A família Ferreira levou naturalmente a criança aos médicos que nada disseram sobre o fato, recomendando que o trouxessem ao Rio de Janeiro.

Aqui os doutores o examinaram e ficaram surpresos diante da pronúncia correta do idioma. Nada a fazer.

Argumento que hoje compreendo em razão da complexidade do fenômeno e por fim, ao ignorarem o episódio de G. Paladino, só resolvido, segundo a única versão, por hipnose.

Eu não confiava nessa disciplina porque, por experiência, sabia da comunicação telepática entre o ator e o paciente. Meu amigo Karl Weissmann, em livro sobre a matéria, acatava o mesmo ponto de vista de que a sugerência era como misteriosa ordem que vinha inserida no modo de abordagem à relação inicial.

Não havia exceção entre os ingleses, talvez mau exemplo, mas nos lembremos do que ocorrera com Maurice Maeterlinck, e no Brasil com o escritor e poeta Bittencourt Sampaio, que só trouxe resultados no acatamento religioso ao espiritismo.

Mas o tema não seria, a respeito e sim acerca de Mircea e síntese de seus trabalhos.

Bem, concluía, prometera à Sra Niomar Sodré ir até Paris para expor o andamento da quebra de seu matutino Correio da Manhã

Às cinco horas, em Paris, batia à Gerência do Madeleine Palace, e fui às chamadas locais após saber as notícias de casa. Em verdade, tínhamos chegado ao Orly um quarto depois das l5 horas. A escala em Lisboa havia atrasado a viagem sem qualquer explicação.

Jantamos no Bar des Theatres com minhas duas clientes expondo-lhes eu o andamento das causas. A exigência da jornalista sempre era o ponto de partida para a estratégia do bom êxito na empreitada judiciária: seus funcionários não poderiam ser prejudicados em único centavo.

Era o imperativo categórico que a guiava naquela conjuntura. Mulher admirável, dirigida por ética de responsabilidade, admirada pelas amigas tanto as de Paris, famosas pela beleza e compostura, quanto aos amigos do Rio e São Paulo. Osvaldo Peralva, diretor, Newton Rodrigues, chefe da Redação, Gilberto Paim, do Suplemento Econômico, Paulo Francis e Álvaro Lins, editorialistas, o Ministro Nascimento Silva, conselheiro.

No ambiente tranqüilo do restaurante, minha explicação foi breve e sem formalismo jurídico. À tentativa de tansferir aos Irmãos Bobagens, que, em rescisão abrupta lhes devolveram o matutino, foram exigidas as obrigações fiscais e previdenciárias sob pena de execução. Os credores quirografários agiram honestamente e as composições se efetuaram judicialmente em função dos direitos trabalhistas.
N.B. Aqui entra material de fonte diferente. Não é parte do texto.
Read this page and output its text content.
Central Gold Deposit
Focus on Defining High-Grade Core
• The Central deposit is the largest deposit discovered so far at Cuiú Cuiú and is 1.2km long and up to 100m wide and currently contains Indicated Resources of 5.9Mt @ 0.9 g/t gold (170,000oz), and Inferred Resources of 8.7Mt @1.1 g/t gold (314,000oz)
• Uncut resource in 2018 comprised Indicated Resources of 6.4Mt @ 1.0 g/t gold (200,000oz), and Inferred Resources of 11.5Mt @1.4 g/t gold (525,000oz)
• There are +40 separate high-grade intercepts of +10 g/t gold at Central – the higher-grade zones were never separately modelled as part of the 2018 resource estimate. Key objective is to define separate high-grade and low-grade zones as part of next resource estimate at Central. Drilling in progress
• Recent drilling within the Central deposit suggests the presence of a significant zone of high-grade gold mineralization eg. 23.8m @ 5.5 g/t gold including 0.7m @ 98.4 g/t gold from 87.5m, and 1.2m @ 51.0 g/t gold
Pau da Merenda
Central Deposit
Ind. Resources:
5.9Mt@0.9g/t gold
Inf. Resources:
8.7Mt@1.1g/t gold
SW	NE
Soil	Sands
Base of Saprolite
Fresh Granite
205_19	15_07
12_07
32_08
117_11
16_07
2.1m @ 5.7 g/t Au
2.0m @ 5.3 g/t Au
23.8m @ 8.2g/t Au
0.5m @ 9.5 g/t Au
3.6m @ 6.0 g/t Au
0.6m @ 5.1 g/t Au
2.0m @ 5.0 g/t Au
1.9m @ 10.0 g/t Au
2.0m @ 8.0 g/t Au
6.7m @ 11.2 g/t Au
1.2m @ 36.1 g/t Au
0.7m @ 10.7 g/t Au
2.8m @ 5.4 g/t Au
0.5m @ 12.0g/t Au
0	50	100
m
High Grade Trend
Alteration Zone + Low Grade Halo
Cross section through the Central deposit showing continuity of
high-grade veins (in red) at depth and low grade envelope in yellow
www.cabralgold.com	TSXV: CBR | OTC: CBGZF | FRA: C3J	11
O sistema militar, por seu executivo, não fez pressão qualquer junto ao Judiciário no sentido de perseguição ideológica, toda a tramitação era dirigida sem preconceito do ponto de vista exageradamente liberal que D. Niomar Muniz Sodré Bittencourt imprimira à sua orientação.

Quanto à minha outra cliente, tudo fora resolvido com facilidade decorrente da citação por correio, já concedida a liminar.

Já à noite passamos à recepção dada por brasileira residente em Vendôme, à direita de quem passa pela rua Castigliani. Quanta coisa aprendi, então, sobre a fase histórica do Estado Novo. Vargas chegara em 1930, vindo do Sul, não só com aventureiros, também com criaturas sagazes e cultas, desde Oswaldo Aranha, Simões Lopes, Francisco Campos e o que havia de melhor entre os tenentes do Forte de Copacabana e militares da nova geração da estatura de Ernesto Geisel e Juracy Magalhães. As mulheres elegantes, belas e inteligentes desfilavam discretamente pela passarela do cassino Atlântico, observando, pesquisando, brilhando, enfim, como Adalgisa Nery e outras imperatrizes.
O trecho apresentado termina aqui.